A significant contribution to the problem of unbalanced data in machine learning research in archaeology

ORCID_LOGO based on reviews by Simon Carrignon, Joel Santos and 1 anonymous reviewer
A recommendation of:

Creating an Additional Class Layer with Machine Learning to counter Overfitting in an Unbalanced Ancient Coin Dataset

Data used for results
Codes used in this study


Submission: posted 29 August 2023, validated 29 August 2023
Recommendation: posted 29 March 2024, validated 16 April 2024
Cite this recommendation as:
Brandsen, A. (2024) A significant contribution to the problem of unbalanced data in machine learning research in archaeology. Peer Community in Archaeology, 100395. 10.24072/pci.archaeo.100395


This paper [1] presents an innovative approach to address the prevalent challenge of unbalanced datasets in coin type recognition, shifting the focus from coin class type recognition to coin mint recognition. Despite this shift, the issue of unbalanced data persists. To mitigate this, the authors introduce a method to split larger classes into smaller ones, integrating them into an 'additional class layer'.

Three distinct machine learning (ML) methodologies were employed to identify new possible classes, with one approach utilising unsupervised clustering alongside manual intervention, while the others leverage object detection, and Natural Language Processing (NLP) techniques. However, despite these efforts, overfitting remained a persistent issue, prompting the authors to explore alternative methods such as dataset improvement and Generative Adversarial Networks (GANs).

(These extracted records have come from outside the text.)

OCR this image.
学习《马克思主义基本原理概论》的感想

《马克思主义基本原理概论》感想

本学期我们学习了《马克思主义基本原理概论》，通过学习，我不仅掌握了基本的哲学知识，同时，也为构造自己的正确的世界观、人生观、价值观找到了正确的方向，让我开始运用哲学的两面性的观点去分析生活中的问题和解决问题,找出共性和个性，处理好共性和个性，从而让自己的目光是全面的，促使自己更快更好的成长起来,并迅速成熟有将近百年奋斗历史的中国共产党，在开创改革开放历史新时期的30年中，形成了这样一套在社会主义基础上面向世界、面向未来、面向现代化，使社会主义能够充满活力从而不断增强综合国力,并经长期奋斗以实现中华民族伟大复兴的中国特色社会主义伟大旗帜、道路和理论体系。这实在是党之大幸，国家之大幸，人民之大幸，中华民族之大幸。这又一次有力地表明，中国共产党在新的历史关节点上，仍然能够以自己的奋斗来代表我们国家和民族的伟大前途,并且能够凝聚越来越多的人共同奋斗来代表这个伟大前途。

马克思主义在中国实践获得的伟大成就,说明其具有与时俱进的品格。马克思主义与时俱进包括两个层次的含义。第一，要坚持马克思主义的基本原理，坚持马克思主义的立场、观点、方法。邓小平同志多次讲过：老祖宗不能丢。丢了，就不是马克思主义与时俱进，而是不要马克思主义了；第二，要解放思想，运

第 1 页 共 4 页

The paper contributes significantly to the intersection of ML techniques and archaeology, particularly in addressing overfitting challenges. Furthermore, the authors' candid acknowledgment of the limitations of their approaches serves as a valuable resource for researchers encountering similar obstacles.

This study stems from the D4N4 project, aimed at developing a machine learning-based coin recognition model for the extensive "Corpus Nummorum" dataset, comprising over 19,600 coin types and 49,000 coins from various ancient landscapes. Despite encountering challenges with overfitting due to the dataset's imbalance, the authors' exploration of multiple methodologies and transparent documentation of their limitations enriches the academic discourse and provides a foundation for future research in this field.

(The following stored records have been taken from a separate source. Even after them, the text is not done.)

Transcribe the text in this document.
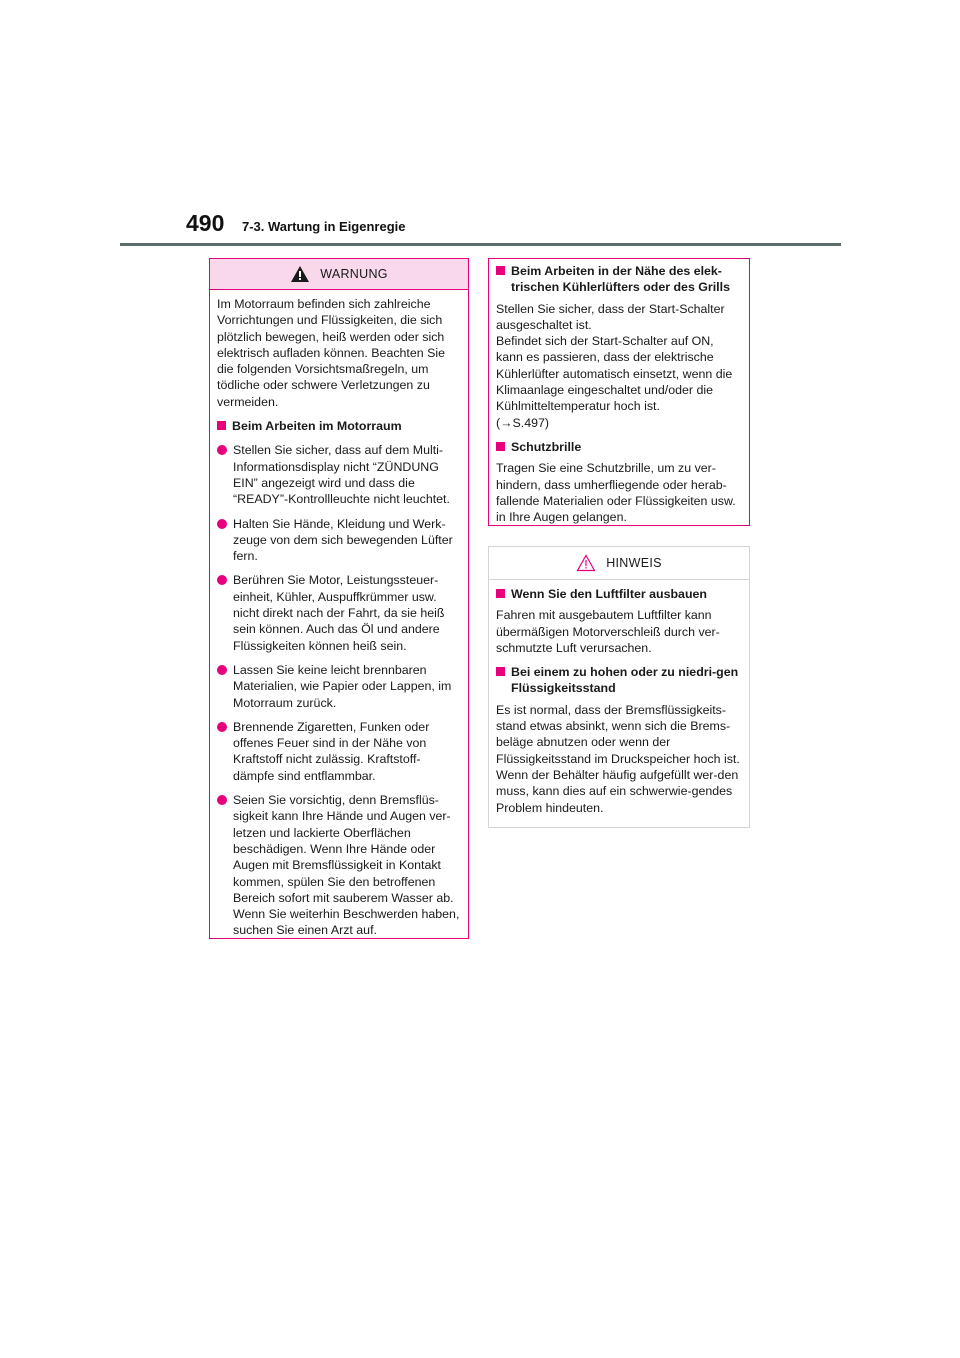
490 7-3. Wartung in Eigenregie
WARNUNG

Im Motorraum befinden sich zahlreiche Vorrichtungen und Flüssigkeiten, die sich plötzlich bewegen, heiß werden oder sich elektrisch aufladen können. Beachten Sie die folgenden Vorsichtsmaßregeln, um tödliche oder schwere Verletzungen zu vermeiden.

Beim Arbeiten im Motorraum
Stellen Sie sicher, dass auf dem Multi-Informationsdisplay nicht “ZÜNDUNG EIN” angezeigt wird und dass die “READY”-Kontrollleuchte nicht leuchtet.
Halten Sie Hände, Kleidung und Werk-zeuge von dem sich bewegenden Lüfter fern.
Berühren Sie Motor, Leistungssteuer-einheit, Kühler, Auspuffkrümmer usw. nicht direkt nach der Fahrt, da sie heiß sein können. Auch das Öl und andere Flüssigkeiten können heiß sein.
Lassen Sie keine leicht brennbaren Materialien, wie Papier oder Lappen, im Motorraum zurück.
Brennende Zigaretten, Funken oder offenes Feuer sind in der Nähe von Kraftstoff nicht zulässig. Kraftstoff-dämpfe sind entflammbar.
Seien Sie vorsichtig, denn Bremsflüs-sigkeit kann Ihre Hände und Augen ver-letzen und lackierte Oberflächen beschädigen. Wenn Ihre Hände oder Augen mit Bremsflüssigkeit in Kontakt kommen, spülen Sie den betroffenen Bereich sofort mit sauberem Wasser ab. Wenn Sie weiterhin Beschwerden haben, suchen Sie einen Arzt auf.
Beim Arbeiten in der Nähe des elek-trischen Kühlerlüfters oder des Grills
Stellen Sie sicher, dass der Start-Schalter ausgeschaltet ist.
Befindet sich der Start-Schalter auf ON, kann es passieren, dass der elektrische Kühlerlüfter automatisch einsetzt, wenn die Klimaanlage eingeschaltet und/oder die Kühlmitteltemperatur hoch ist.

(→S.497)

Schutzbrille

Tragen Sie eine Schutzbrille, um zu ver-hindern, dass umherfliegende oder herab-fallende Materialien oder Flüssigkeiten usw. in Ihre Augen gelangen.

HINWEIS
Wenn Sie den Luftfilter ausbauen

Fahren mit ausgebautem Luftfilter kann übermäßigen Motorverschleiß durch ver-schmutzte Luft verursachen.

Bei einem zu hohen oder zu niedri-gen Flüssigkeitsstand
Es ist normal, dass der Bremsflüssigkeits-stand etwas absinkt, wenn sich die Brems-beläge abnutzen oder wenn der Flüssigkeitsstand im Druckspeicher hoch ist.
Wenn der Behälter häufig aufgefüllt wer-den muss, kann dies auf ein schwerwie-gendes Problem hindeuten.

[1] Gampe, S. and Tolle, K. (2024). Creating an Additional Class Layer with Machine Learning to counter Overfitting in an Unbalanced Ancient Coin Dataset. Zenodo, 8298077, ver. 4 peer-reviewed and recommended by Peer Community in Archaeology.

Conflict of interest:
The recommender in charge of the evaluation of the article and the reviewers declared that they have no conflict of interest (as defined in the code of conduct of PCI) with the authors or with the content of the article. The authors declared that they comply with the PCI rule of having no financial conflicts of interest in relation to the content of the article.
The D4N4 project is funded by the Deutsche Forschungs Gemeinschaft (DFG) in the program “e-research-Technologien”.

Evaluation round #2

DOI or URL of the preprint:

Version of the preprint: 2

Author's Reply, 28 Mar 2024

Dear Alex,

thank you for your feedback. We now have included a related work section in our paper. We think that it has improved the paper even further.

With kind regards

Sebastian Gampe and Karsten Tolle

Decision by ORCID_LOGO, posted 10 Jan 2024, validated 10 Jan 2024

Dear Authors,

thank you for making these revisions, this has significantly improved the paper, and the updated structure makes a lot more sense. 

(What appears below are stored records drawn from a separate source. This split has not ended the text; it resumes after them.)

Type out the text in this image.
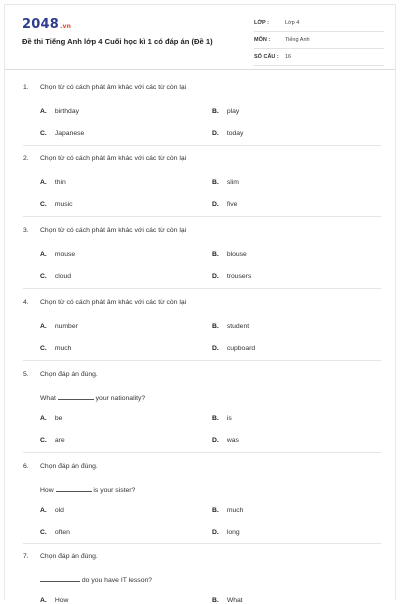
2048.vn
Đề thi Tiếng Anh lớp 4 Cuối học kì 1 có đáp án (Đề 1)
LỚP :	Lớp 4
MÔN :	Tiếng Anh
SỐ CÂU : 16
1. Chọn từ có cách phát âm khác với các từ còn lại
A. birthday	B. play
C. Japanese	D. today
2. Chọn từ có cách phát âm khác với các từ còn lại
A. thin	B. slim
C. music	D. five
3. Chọn từ có cách phát âm khác với các từ còn lại
A. mouse	B. blouse
C. cloud	D. trousers
4. Chọn từ có cách phát âm khác với các từ còn lại
A. number	B. student
C. much	D. cupboard
5. Chọn đáp án đúng.
What	your nationality?
A. be	B. is
C. are	D. was
6. Chọn đáp án đúng.
How	is your sister?
A. old	B. much
C. often	D. long
7. Chọn đáp án đúng.
do you have IT lesson?
A. How	B. What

I understand you were/are under time constraints, but unfortunately I believe the paper should include a related work / literature review section listing relevant work related to coin classification and/or countering overfitting. Discussing this related work would enhance the understanding of why the presented methods were chosen.

It's also a requirement from PCI, see, section 3.2.2.: "The introduction should build on relevant recent and past research performed in the field."

Other than that, I think you addressed all the reviewer's comments, and it should be ready to publish once you add the related work section in the introduction.

I believe the PCI system will automatically set a deadline for these edits, but let me know if you need more time, or if you have any other questions.

Kind regards,


Evaluation round #1

DOI or URL of the preprint:

Version of the preprint: 1

Author's Reply, 22 Dec 2023

Dear reviewers,

thank you for your helpful feedback. We have tried to incorporate as many of your suggestions as possible in the new version. Unfortunately, we were not able to implement everything due to time constraints. Nevertheless, we believe that the paper has been significantly improved thanks to your help. 

With kind regards

Sebastian Gampe and Karsten Tolle

Decision by ORCID_LOGO, posted 24 Oct 2023, validated 24 Oct 2023

Dear Authors,

thank you again for submitting to PCI. I read your paper with great interest, and would like to see it published in the CAA proceedings.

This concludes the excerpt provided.